March 3d.

The year is getting on. My essay is growing. The Junian Latin emerges from the fogs of Tiber.

I have had to return to the National Library. My first visits were not made without trepidation. I fancied that the beadle was colder, and that the keepers were shadowing me like a political suspect. I thought it wise to change my side, so now I make out my list of books at the left-hand desk and occupy a seat on the left side of the room.

M. Charnot remains faithful to his post beneath the right-hand inkstand.

I have been watching him. He is usually one of the first to arrive, with nimble, almost springy, step. His hair, which he wears rather long, is always carefully parted in the middle, and he is always freshly shaven. His habit of filling the pockets of his frock-coat with bundles of notes has made that garment swell out at the top into the shape of a basket. He puts on a pair of spectacles mounted in very thin gold, and reads determinedly, very few books it is true, but they are all bound in vellum, and that fixes their date. In his way of turning the leaves there is something sacerdotal. He seems popular with the servants. Some of the keepers worship him. He has very good manners toward every one. Me he avoids. Still I meet him, sometimes in the cloakroom, oftener in the Rue Richelieu on his way to the Seine. He stops, and so do I, near the Fontaine Moliere, to buy chestnuts. We have this taste in common. He buys two sous' worth, I buy one; thus the distinctions of rank are preserved. If he arrives after me, I allow him the first turn to be served; if he is before me, I await my turn with a patience which betokens respect. Yet he never seems to notice it. Once or twice, certainly, I fancied I caught a smile at the corners of his mouth, and a sly twinkle in the corners of his eyes; but these old scholars smile so austerely.
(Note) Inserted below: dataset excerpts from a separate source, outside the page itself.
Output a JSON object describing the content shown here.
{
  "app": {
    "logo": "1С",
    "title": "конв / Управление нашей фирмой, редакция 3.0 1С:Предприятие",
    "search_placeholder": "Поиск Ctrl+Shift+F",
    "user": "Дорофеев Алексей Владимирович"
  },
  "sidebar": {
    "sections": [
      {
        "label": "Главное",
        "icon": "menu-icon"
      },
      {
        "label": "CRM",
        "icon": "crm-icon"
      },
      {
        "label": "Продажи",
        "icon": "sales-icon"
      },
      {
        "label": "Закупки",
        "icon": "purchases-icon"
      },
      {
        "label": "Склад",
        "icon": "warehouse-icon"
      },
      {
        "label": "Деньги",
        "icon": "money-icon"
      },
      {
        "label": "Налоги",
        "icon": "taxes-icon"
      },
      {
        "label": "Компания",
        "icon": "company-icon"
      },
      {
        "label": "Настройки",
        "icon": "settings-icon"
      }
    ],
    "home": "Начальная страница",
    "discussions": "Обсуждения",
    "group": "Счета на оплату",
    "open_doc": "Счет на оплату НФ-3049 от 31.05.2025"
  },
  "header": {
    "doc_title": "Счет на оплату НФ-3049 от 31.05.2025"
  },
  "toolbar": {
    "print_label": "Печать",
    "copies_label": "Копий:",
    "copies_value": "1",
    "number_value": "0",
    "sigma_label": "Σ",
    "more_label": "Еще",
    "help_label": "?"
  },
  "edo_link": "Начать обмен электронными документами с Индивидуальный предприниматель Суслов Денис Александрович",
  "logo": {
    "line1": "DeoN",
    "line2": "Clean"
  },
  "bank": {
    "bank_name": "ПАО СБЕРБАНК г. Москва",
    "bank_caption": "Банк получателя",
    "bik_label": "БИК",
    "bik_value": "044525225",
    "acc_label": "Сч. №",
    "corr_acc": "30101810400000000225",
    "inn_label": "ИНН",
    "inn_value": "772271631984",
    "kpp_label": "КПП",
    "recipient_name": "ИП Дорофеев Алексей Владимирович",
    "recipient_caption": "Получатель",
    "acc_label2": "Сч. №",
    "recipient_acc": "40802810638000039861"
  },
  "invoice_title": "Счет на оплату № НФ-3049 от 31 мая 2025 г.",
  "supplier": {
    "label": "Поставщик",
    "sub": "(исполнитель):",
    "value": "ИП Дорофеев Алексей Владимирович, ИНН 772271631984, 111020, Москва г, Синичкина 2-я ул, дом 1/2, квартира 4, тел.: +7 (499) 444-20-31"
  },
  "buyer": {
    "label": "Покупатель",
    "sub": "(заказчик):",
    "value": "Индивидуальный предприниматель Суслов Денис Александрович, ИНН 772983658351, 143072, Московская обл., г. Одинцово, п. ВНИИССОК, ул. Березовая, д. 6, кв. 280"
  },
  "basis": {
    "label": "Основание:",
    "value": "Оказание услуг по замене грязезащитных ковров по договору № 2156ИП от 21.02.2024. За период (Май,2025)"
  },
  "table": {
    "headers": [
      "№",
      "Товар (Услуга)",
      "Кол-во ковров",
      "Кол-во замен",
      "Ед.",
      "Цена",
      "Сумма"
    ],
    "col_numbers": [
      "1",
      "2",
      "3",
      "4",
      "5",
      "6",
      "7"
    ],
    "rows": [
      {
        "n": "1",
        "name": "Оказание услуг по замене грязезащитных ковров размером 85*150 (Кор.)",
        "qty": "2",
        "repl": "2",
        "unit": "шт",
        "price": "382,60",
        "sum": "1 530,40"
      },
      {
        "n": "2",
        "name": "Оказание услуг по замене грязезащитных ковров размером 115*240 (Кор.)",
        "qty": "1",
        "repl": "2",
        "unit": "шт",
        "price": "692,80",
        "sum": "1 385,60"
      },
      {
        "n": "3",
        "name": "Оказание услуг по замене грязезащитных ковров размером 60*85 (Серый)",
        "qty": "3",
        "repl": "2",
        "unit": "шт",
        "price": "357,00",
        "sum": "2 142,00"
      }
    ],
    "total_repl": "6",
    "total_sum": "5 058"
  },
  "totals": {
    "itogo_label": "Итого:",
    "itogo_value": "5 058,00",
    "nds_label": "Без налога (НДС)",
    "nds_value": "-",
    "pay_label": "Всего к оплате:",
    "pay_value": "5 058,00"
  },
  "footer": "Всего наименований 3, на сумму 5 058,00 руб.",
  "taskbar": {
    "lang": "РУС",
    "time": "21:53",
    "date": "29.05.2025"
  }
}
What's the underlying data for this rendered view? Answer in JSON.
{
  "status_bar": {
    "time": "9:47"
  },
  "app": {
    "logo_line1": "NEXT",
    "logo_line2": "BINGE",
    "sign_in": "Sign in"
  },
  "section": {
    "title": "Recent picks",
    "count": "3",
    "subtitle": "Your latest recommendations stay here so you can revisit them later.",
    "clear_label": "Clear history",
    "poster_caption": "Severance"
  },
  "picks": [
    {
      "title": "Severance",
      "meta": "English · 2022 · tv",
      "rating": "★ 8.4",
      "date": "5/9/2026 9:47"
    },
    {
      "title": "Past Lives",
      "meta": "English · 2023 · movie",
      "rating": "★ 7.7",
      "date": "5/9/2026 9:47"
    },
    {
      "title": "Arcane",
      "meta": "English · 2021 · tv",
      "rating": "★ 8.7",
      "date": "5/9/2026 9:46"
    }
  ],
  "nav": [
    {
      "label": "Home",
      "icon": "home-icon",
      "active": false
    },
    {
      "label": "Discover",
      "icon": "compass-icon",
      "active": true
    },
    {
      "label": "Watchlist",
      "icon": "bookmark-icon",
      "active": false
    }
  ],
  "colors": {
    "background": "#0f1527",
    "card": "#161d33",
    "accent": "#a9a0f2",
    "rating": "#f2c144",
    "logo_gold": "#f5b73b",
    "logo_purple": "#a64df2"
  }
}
He must have guessed that I wish to meet him. For I can not deny it. I am looking out for an opportunity to repair my clumsy mistake and show myself in a less unfavorable light than I did at that ill-starred visit. And she is the reason why I haunt his path!

Ever since M. Mouillard threatened me with Mademoiselle Berthe Lorinet, the graceful outlines of Mademoiselle Jeanne have haunted me with a persistence to which I have no objection.

It is not because I love her. It does not go as far as that. I am leaving her and leaving Paris forever in a few months. No; the height of my desire is to see her again--in the street, at the theatre, no matter where--to show her by my behavior and, if possible, by my words that I am sorry for the past, and implore her forgiveness. Then there will no longer be a gulf betwixt her and me, I shall be able to meet her without confusion, to invoke her image to put to flight that of Mademoiselle Lorinet without the vision of those disdainful lips to dash me. She will be for me at once the type of Parisian grace and of filial affection. I will carry off her image to the country like the remembered perfume of some rare flower; and if ever I sing 'Hymen Hymnaee'! it shall be with one who recalls her face to me.